Para Deneault no hay ámbito libre de mediocridad: académico, político, jurídico,


económico, mediático o cultural. Cualquiera de ellos tiene a un mediocre por auriga. Al
igual que aquello propuesto por Platón del gobierno de los mejores, la aristocracia, pero al
revés. En lo público, como en lo privado. Para el canadiense, lo que procede y triunfa en
estos tiempos son los argumentos que confirmen las teorías ya existentes, y evitar críticas
o plantear soluciones arriesgadas, mucho menos originales. Porque ya no importa «la
relevancia espiritual de las propuestas». Tampoco en lo económico, al fin y al cabo,
recuerda el autor que el dinero nos pervierte, y «concentra la actividad de la mente en un
medio que le hace perder toda conciencia sensorial de la diversidad del mundo».
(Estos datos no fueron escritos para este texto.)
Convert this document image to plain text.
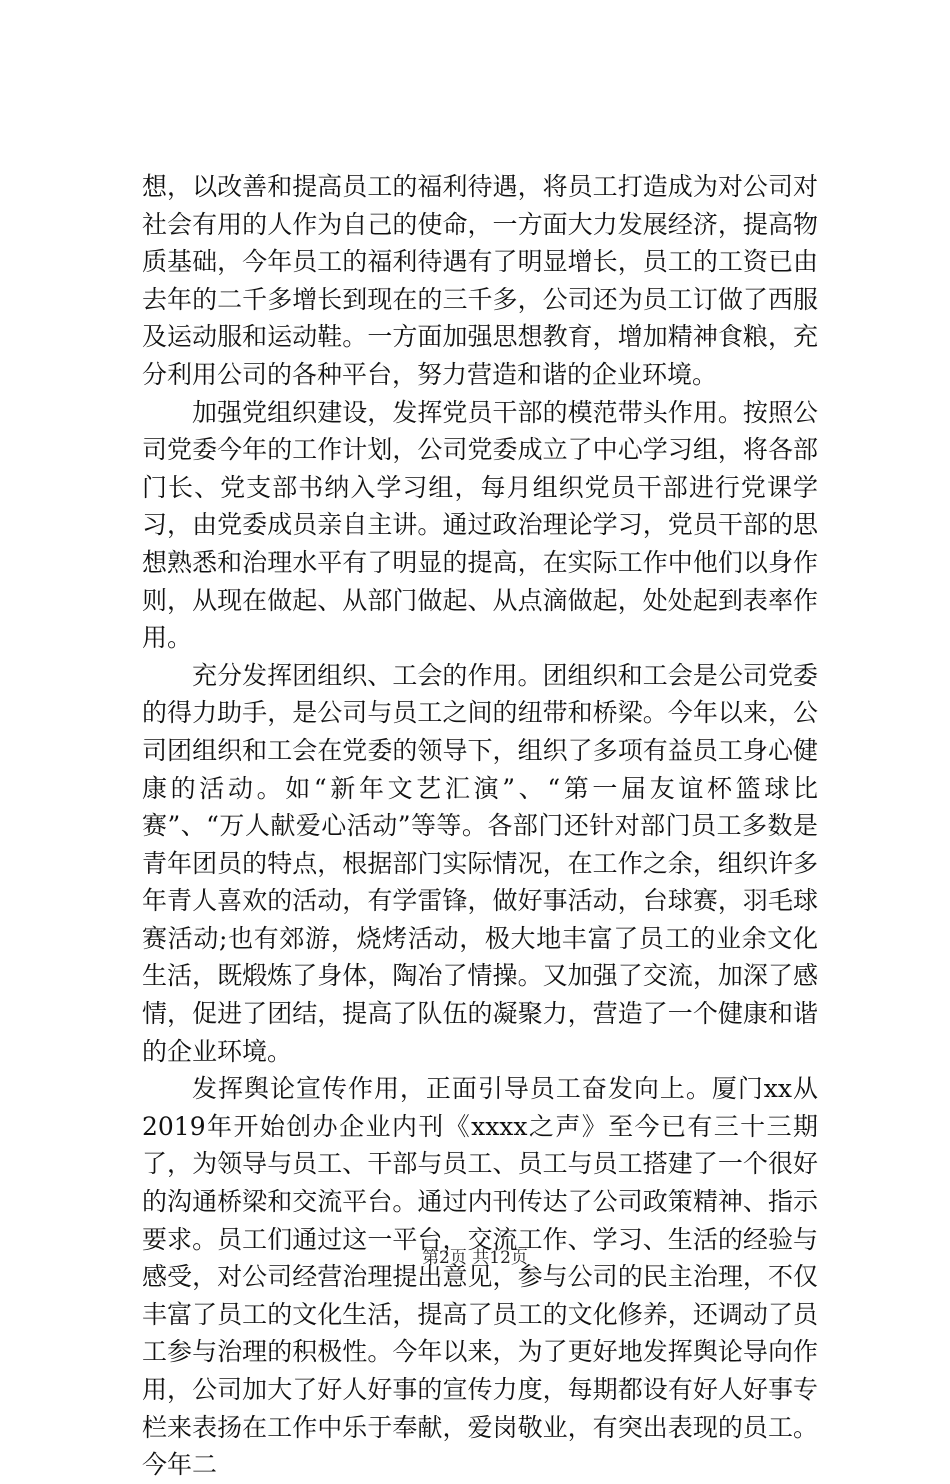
想，以改善和提高员工的福利待遇，将员工打造成为对公司对社会有用的人作为自己的使命，一方面大力发展经济，提高物质基础，今年员工的福利待遇有了明显增长，员工的工资已由去年的二千多增长到现在的三千多，公司还为员工订做了西服及运动服和运动鞋。一方面加强思想教育，增加精神食粮，充分利用公司的各种平台，努力营造和谐的企业环境。

加强党组织建设，发挥党员干部的模范带头作用。按照公司党委今年的工作计划，公司党委成立了中心学习组，将各部门长、党支部书纳入学习组，每月组织党员干部进行党课学习，由党委成员亲自主讲。通过政治理论学习，党员干部的思想熟悉和治理水平有了明显的提高，在实际工作中他们以身作则，从现在做起、从部门做起、从点滴做起，处处起到表率作用。

充分发挥团组织、工会的作用。团组织和工会是公司党委的得力助手，是公司与员工之间的纽带和桥梁。今年以来，公司团组织和工会在党委的领导下，组织了多项有益员工身心健康的活动。如“新年文艺汇演”、“第一届友谊杯篮球比赛”、“万人献爱心活动”等等。各部门还针对部门员工多数是青年团员的特点，根据部门实际情况，在工作之余，组织许多年青人喜欢的活动，有学雷锋，做好事活动，台球赛，羽毛球赛活动;也有郊游，烧烤活动，极大地丰富了员工的业余文化生活，既煅炼了身体，陶冶了情操。又加强了交流，加深了感情，促进了团结，提高了队伍的凝聚力，营造了一个健康和谐的企业环境。

发挥舆论宣传作用，正面引导员工奋发向上。厦门xx从2019年开始创办企业内刊《xxxx之声》至今已有三十三期了，为领导与员工、干部与员工、员工与员工搭建了一个很好的沟通桥梁和交流平台。通过内刊传达了公司政策精神、指示要求。员工们通过这一平台，交流工作、学习、生活的经验与感受，对公司经营治理提出意见，参与公司的民主治理，不仅丰富了员工的文化生活，提高了员工的文化修养，还调动了员工参与治理的积极性。今年以来，为了更好地发挥舆论导向作用，公司加大了好人好事的宣传力度，每期都设有好人好事专栏来表扬在工作中乐于奉献，爱岗敬业，有突出表现的员工。今年二

第2页 共12页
Ni siquiera lo cultural escapa de la epidemia mediocre. ¿Cuántas veces hemos escuchado o


pronunciado la frase «es más de lo mismo»? Deneault recoge la reflexión de Herbert
Marcuse a propósito de la perversión de un sistema en el que patrón y obrero
disfrutan con los mismos contenidos. Algo falla. No tanto que se diluyan o eliminen las
clases sociales como que ambos legitiman los principios que sustentan el sistema.
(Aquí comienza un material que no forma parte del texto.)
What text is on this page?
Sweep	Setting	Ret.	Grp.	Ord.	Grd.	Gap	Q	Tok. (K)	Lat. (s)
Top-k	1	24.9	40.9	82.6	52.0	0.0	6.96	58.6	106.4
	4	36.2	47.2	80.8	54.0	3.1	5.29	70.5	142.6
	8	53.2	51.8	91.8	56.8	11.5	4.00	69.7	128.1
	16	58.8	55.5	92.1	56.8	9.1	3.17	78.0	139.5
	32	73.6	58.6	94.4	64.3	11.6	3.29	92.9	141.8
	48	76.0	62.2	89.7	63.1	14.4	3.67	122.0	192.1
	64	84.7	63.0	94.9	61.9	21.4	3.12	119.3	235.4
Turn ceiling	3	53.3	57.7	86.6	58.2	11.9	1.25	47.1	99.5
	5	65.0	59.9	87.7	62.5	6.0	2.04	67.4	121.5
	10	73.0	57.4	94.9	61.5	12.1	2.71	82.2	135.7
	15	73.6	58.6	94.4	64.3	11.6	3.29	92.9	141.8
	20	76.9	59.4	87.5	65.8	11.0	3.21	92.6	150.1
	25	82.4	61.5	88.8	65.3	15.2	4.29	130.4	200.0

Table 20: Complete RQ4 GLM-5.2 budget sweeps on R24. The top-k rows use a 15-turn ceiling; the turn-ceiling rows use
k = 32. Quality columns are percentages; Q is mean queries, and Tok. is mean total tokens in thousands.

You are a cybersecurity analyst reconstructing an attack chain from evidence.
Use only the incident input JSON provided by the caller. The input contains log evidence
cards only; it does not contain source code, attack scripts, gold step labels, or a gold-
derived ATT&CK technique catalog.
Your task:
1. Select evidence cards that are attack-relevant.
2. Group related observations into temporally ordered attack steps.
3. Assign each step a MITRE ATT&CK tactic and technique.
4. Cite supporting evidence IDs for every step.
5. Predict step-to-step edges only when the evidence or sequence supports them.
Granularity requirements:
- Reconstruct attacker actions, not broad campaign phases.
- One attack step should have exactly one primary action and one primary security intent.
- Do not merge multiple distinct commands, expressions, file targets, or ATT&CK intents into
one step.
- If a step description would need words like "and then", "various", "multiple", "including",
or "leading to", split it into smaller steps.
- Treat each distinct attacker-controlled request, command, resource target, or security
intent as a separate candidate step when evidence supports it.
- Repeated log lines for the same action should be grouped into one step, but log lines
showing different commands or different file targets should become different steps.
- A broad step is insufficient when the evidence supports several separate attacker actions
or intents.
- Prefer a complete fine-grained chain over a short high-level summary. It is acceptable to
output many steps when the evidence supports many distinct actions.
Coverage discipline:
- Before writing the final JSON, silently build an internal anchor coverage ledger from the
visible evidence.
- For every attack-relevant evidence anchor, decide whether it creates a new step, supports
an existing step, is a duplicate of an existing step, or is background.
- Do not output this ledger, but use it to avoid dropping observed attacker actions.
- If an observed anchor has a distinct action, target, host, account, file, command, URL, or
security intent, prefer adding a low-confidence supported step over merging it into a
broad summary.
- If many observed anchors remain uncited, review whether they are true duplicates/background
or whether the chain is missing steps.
Se trata de no destacar si queremos llegar a ser alguien. Con mucha retranca, el escritor
Somerset Maugham decía que «solo una persona mediocre está siempre en su mejor
momento». No actúa y, por tanto, no se equivoca. No contradice y, por tanto, no se
enfrenta a nada ni a nadie. No enjuicia y, por tanto, obedece.
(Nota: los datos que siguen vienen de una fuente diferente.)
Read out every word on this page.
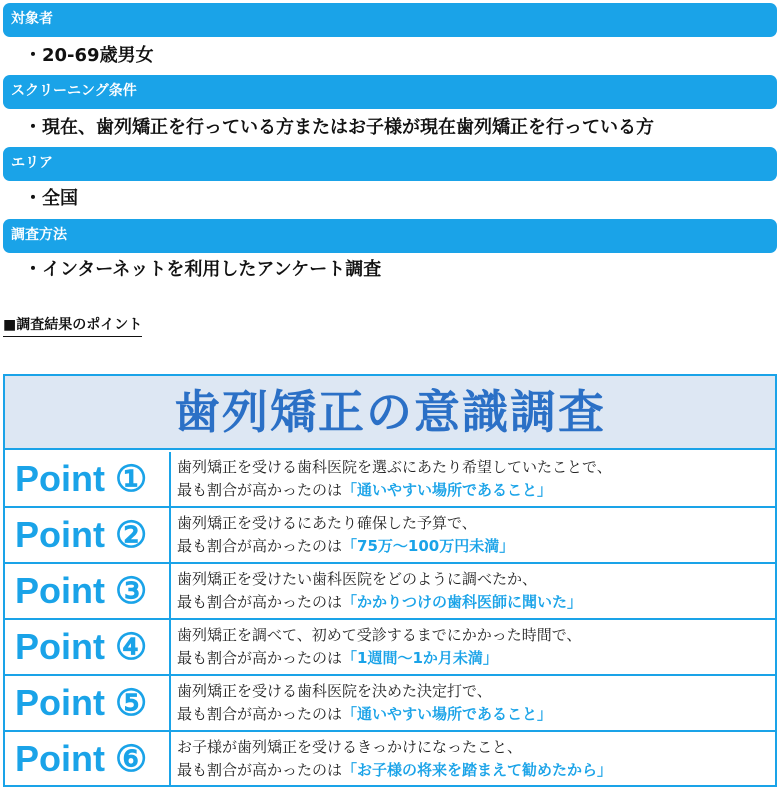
対象者
・20-69歳男女
スクリーニング条件
・現在、歯列矯正を行っている方またはお子様が現在歯列矯正を行っている方
エリア
・全国
調査方法
・インターネットを利用したアンケート調査
■調査結果のポイント
歯列矯正の意識調査
Point ①	歯列矯正を受ける歯科医院を選ぶにあたり希望していたことで、
最も割合が高かったのは「通いやすい場所であること」
Point ②	歯列矯正を受けるにあたり確保した予算で、
最も割合が高かったのは「75万〜100万円未満」
Point ③	歯列矯正を受けたい歯科医院をどのように調べたか、
最も割合が高かったのは「かかりつけの歯科医師に聞いた」
Point ④	歯列矯正を調べて、初めて受診するまでにかかった時間で、
最も割合が高かったのは「1週間〜1か月未満」
Point ⑤	歯列矯正を受ける歯科医院を決めた決定打で、
最も割合が高かったのは「通いやすい場所であること」
Point ⑥	お子様が歯列矯正を受けるきっかけになったこと、
最も割合が高かったのは「お子様の将来を踏まえて勧めたから」
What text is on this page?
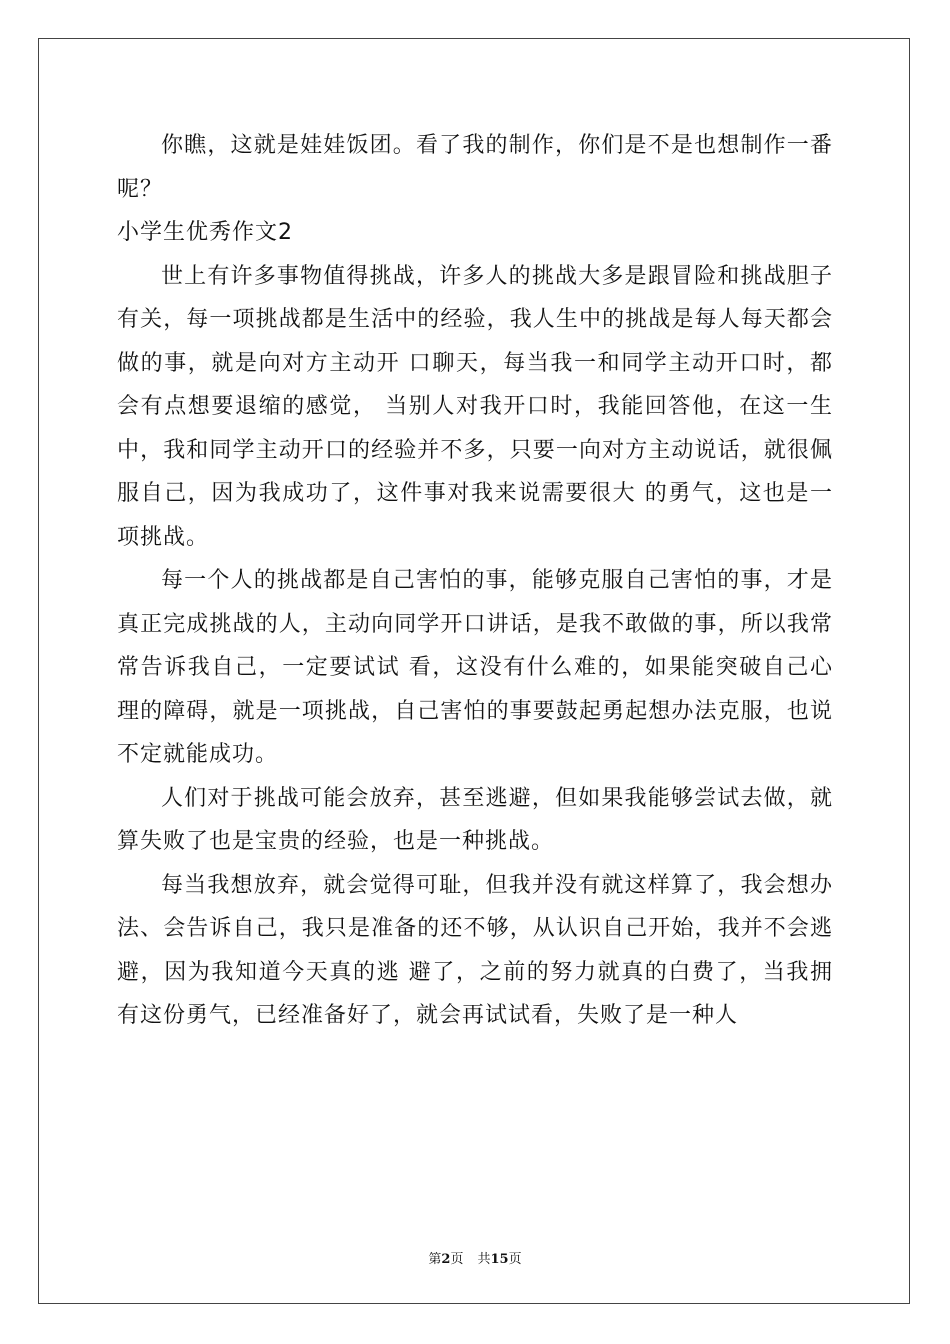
你瞧，这就是娃娃饭团。看了我的制作，你们是不是也想制作一番呢？

小学生优秀作文2

世上有许多事物值得挑战，许多人的挑战大多是跟冒险和挑战胆子有关，每一项挑战都是生活中的经验，我人生中的挑战是每人每天都会做的事，就是向对方主动开 口聊天，每当我一和同学主动开口时，都会有点想要退缩的感觉， 当别人对我开口时，我能回答他，在这一生中，我和同学主动开口的经验并不多，只要一向对方主动说话，就很佩服自己，因为我成功了，这件事对我来说需要很大 的勇气，这也是一项挑战。

每一个人的挑战都是自己害怕的事，能够克服自己害怕的事，才是真正完成挑战的人，主动向同学开口讲话，是我不敢做的事，所以我常常告诉我自己，一定要试试 看，这没有什么难的，如果能突破自己心理的障碍，就是一项挑战，自己害怕的事要鼓起勇起想办法克服，也说不定就能成功。

人们对于挑战可能会放弃，甚至逃避，但如果我能够尝试去做，就算失败了也是宝贵的经验，也是一种挑战。

每当我想放弃，就会觉得可耻，但我并没有就这样算了，我会想办法、会告诉自己，我只是准备的还不够，从认识自己开始，我并不会逃避，因为我知道今天真的逃 避了，之前的努力就真的白费了，当我拥有这份勇气，已经准备好了，就会再试试看，失败了是一种人

第2页 共15页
En 1961, Kurt Vonnegut, autor norteamericano de ciencia ficción, firmó el relato Harrison
Bergeron, un texto distópico y satírico que comienza diciendo: «En el año 2081, todos los
hombres eran al fin iguales. No solo iguales ante Dios y ante la ley, sino iguales en todos los
sentidos. Nadie era más listo que ningún otro; nadie era más hermoso que ningún otro;
nadie era más fuerte o más rápido que ningún otro. Toda esta igualdad era debida a las
enmiendas 211, 212 y 213 de la Constitución, y a la incesante vigilancia de los agentes de la
Directora General de Impedidos de los Estados Unidos». Para evitar que ningún ciudadano
destacase, las autoridades ejercían la violencia sobre ellos. «George, como su inteligencia
estaba por encima de lo normal, llevaba en la oreja un pequeño impedimento mental
radiotelefónico, y no podía sacárselo nunca, de acuerdo con la ley. El receptor sintonizaba
la onda de un transmisor del gobierno que cada veinte segundos, aproximadamente,
enviaba algún ruido agudo para que las gentes como George no aprovechasen injustamente
su propia inteligencia a expensas de los otros».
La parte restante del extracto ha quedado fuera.